The Monster Squad has a promising premise, but executes it in the most moronic way possible. A group of kids who are obsessed with monster movies form a club so they can revel in their hobby. Meanwhile, all the classic Universal horror villains (Dracula, Frankenstein’s monster, Mummy, Creature from the Black Lagoon, and Wolfman) gang up with a thread-bare plot to take over the world. When the kids find out, they used their combined monster lore to defeat the bad guys.

I’m a fan of whimsical fantasy movies when they are done right. The Monster Squad, however, is done completely wrong. The characters are flat and boring. They have no personalities. They merely exist to shuttle the story along. We feel nothing for them. When the main kid is in danger, I didn’t care in the slightest.

The monsters are equally dull. They do nothing to strike fear into our hearts. They lurch about, hiss at the kids, and are generally impotent to do anything even remotely horrifying. They are easily defeated by the youngsters with shotguns, wooden stakes, and silver bullets.
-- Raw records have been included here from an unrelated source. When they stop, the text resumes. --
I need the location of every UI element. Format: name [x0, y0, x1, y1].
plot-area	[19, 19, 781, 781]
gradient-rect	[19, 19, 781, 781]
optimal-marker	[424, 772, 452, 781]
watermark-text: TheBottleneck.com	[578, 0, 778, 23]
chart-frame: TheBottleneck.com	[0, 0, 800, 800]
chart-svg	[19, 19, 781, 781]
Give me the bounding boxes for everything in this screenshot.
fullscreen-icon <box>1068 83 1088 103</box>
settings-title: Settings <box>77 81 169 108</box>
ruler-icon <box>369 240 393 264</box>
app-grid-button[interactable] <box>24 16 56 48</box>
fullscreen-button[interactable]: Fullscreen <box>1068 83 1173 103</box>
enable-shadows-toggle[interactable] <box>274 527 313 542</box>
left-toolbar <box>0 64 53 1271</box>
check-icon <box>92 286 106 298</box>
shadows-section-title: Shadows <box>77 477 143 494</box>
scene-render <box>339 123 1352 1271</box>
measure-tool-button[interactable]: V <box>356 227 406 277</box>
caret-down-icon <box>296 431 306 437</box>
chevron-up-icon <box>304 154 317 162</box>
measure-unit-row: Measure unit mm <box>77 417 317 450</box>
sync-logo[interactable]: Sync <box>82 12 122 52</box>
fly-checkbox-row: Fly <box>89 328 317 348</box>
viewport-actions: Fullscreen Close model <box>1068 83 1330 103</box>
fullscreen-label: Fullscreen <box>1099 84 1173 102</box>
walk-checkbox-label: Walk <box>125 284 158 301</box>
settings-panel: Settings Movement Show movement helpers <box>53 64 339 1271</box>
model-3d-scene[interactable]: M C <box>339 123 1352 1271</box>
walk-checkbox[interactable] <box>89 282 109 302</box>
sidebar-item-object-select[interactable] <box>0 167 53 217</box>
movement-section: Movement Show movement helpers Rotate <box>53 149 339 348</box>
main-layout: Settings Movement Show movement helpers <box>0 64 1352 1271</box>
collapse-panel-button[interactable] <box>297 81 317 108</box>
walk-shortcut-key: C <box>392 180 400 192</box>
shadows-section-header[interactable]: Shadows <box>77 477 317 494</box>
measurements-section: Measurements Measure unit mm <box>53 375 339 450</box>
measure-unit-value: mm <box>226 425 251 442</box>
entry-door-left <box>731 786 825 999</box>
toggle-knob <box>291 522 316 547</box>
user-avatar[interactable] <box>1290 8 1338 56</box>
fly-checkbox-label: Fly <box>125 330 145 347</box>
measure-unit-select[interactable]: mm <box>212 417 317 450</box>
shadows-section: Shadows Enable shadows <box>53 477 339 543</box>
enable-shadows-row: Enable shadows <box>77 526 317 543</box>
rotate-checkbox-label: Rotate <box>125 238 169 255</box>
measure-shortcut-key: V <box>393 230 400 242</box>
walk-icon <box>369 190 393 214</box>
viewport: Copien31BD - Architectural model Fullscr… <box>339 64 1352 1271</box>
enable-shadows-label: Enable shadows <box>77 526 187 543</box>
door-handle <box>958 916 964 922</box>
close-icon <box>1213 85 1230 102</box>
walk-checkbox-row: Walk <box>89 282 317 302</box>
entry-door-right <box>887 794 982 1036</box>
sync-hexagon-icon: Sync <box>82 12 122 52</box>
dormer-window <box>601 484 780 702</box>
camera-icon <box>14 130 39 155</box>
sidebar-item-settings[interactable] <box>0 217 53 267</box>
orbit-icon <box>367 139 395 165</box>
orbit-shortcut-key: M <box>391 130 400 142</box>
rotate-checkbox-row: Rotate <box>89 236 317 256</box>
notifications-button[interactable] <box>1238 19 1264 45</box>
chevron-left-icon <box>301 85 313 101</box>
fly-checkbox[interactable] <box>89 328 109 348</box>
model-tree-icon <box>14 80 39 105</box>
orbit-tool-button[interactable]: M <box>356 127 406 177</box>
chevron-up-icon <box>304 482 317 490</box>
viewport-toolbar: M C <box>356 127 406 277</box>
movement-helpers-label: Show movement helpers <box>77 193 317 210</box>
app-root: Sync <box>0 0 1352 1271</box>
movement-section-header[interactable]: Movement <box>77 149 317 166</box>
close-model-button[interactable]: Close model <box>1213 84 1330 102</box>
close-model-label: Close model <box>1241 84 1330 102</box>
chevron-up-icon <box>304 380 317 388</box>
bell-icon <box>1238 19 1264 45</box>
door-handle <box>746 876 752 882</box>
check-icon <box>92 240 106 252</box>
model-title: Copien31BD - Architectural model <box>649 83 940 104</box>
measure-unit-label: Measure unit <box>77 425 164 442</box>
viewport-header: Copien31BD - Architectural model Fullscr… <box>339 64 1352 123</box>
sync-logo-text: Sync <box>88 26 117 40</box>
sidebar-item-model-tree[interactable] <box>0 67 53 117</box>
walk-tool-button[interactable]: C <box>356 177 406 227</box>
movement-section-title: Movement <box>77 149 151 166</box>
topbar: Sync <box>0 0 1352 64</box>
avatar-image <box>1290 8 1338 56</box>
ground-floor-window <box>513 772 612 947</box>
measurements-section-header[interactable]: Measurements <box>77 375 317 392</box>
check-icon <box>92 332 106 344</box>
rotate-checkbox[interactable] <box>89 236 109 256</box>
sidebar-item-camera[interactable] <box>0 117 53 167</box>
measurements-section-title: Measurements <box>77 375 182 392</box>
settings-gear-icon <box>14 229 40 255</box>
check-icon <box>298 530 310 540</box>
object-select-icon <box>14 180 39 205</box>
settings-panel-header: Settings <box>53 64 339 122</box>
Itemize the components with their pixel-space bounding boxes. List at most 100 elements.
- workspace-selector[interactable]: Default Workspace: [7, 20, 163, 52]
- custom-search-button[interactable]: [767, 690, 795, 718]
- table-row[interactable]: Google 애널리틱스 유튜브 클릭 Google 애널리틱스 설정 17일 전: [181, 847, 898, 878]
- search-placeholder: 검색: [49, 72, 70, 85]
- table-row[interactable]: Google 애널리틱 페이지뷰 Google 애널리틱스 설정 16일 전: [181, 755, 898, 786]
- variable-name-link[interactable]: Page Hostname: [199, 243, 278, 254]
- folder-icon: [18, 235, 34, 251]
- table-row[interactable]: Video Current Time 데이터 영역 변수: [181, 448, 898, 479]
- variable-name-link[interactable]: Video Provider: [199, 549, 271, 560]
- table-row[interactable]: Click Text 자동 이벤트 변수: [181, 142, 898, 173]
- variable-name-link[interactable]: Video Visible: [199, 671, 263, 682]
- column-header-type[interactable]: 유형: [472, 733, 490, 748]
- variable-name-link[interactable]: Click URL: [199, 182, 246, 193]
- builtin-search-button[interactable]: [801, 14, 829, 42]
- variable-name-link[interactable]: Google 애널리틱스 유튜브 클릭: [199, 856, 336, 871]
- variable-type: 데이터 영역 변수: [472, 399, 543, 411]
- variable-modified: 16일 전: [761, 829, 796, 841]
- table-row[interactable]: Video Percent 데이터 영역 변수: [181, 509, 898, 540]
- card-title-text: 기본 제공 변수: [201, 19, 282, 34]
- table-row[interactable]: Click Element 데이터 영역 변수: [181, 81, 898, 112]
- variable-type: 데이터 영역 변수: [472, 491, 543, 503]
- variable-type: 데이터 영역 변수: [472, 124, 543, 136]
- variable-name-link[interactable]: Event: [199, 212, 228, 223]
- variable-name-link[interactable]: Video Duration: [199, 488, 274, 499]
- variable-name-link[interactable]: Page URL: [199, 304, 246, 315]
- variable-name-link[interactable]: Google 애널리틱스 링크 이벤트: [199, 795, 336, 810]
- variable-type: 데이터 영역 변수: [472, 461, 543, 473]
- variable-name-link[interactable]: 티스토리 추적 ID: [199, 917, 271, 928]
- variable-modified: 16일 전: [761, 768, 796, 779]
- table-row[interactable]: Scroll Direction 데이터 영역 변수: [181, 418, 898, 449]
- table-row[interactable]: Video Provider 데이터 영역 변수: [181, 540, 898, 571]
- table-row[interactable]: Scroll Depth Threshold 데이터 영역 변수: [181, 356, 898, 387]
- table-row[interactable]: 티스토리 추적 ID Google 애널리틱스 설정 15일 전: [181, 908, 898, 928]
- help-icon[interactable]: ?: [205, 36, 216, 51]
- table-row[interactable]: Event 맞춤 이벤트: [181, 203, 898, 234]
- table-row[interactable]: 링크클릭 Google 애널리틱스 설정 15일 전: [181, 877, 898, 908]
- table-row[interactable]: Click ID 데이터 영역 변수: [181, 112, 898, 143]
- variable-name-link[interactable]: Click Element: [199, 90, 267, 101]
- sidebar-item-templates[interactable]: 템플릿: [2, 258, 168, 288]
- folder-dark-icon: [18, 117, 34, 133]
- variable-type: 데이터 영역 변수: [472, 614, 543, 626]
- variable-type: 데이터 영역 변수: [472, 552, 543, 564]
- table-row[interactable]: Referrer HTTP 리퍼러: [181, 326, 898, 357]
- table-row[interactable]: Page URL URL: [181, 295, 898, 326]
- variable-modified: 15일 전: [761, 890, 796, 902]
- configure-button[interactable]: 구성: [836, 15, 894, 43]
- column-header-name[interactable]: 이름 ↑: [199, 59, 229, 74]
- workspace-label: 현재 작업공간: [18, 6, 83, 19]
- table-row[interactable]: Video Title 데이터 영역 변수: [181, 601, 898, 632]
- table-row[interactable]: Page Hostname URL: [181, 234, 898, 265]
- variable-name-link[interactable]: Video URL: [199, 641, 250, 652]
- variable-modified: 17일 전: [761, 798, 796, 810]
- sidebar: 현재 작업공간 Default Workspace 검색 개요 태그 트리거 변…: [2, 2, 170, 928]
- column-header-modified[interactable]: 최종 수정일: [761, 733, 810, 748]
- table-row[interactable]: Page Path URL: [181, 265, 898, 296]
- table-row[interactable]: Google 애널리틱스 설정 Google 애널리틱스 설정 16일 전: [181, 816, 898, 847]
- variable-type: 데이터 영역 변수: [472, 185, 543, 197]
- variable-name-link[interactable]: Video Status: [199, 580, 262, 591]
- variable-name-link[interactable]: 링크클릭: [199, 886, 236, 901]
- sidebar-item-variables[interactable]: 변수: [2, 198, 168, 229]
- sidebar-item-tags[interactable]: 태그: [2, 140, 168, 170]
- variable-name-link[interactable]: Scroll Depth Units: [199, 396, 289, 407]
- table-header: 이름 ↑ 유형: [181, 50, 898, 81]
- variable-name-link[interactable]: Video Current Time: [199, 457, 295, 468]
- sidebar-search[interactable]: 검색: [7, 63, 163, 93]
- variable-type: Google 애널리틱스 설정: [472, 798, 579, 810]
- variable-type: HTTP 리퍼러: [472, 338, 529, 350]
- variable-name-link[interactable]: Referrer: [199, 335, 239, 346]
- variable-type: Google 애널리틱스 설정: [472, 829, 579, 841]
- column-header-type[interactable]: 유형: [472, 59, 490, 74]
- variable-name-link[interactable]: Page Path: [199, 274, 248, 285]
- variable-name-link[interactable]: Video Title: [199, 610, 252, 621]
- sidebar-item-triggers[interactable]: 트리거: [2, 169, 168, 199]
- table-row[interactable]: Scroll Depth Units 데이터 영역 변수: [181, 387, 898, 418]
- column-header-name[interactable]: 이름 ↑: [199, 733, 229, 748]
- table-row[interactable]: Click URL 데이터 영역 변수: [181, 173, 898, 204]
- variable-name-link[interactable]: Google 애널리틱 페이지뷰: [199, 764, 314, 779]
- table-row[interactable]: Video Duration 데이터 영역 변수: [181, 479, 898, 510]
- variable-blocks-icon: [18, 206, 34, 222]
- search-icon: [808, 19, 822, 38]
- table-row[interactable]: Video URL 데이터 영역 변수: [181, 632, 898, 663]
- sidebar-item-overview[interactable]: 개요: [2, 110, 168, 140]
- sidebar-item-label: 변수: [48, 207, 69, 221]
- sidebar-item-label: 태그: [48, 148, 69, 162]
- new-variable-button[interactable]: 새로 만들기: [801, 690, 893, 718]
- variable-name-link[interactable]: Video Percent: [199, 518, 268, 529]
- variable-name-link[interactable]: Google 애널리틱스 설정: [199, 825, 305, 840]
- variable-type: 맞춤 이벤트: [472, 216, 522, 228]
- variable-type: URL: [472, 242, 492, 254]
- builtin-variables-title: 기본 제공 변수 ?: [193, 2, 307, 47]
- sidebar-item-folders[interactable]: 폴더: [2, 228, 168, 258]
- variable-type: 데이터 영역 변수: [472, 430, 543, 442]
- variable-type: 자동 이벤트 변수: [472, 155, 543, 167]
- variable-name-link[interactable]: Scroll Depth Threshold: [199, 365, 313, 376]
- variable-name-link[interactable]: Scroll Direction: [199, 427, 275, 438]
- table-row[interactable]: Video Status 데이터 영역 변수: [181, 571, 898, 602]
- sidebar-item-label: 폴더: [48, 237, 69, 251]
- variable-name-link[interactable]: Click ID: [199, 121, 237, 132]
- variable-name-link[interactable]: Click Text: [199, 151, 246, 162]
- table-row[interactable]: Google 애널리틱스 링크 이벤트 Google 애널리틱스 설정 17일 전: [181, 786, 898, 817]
Obviously, the kids are going to kill the monsters, that’s the whole premise. But it’s done in such a lazy fashion. The requisite fat kid kills the Creature from the Black Lagoon with a shotgun blast to the chest. Gee, how inventive. The requisite tough kid kills vampires with wooden stakes while they lumber toward him without any sense of urgency or danger.

With an underdeveloped plot, one-dimensional characters, and monsters with nothing to do, The Monster Squad fails on every single level. It’s too bad, because it could have been great in the right hands.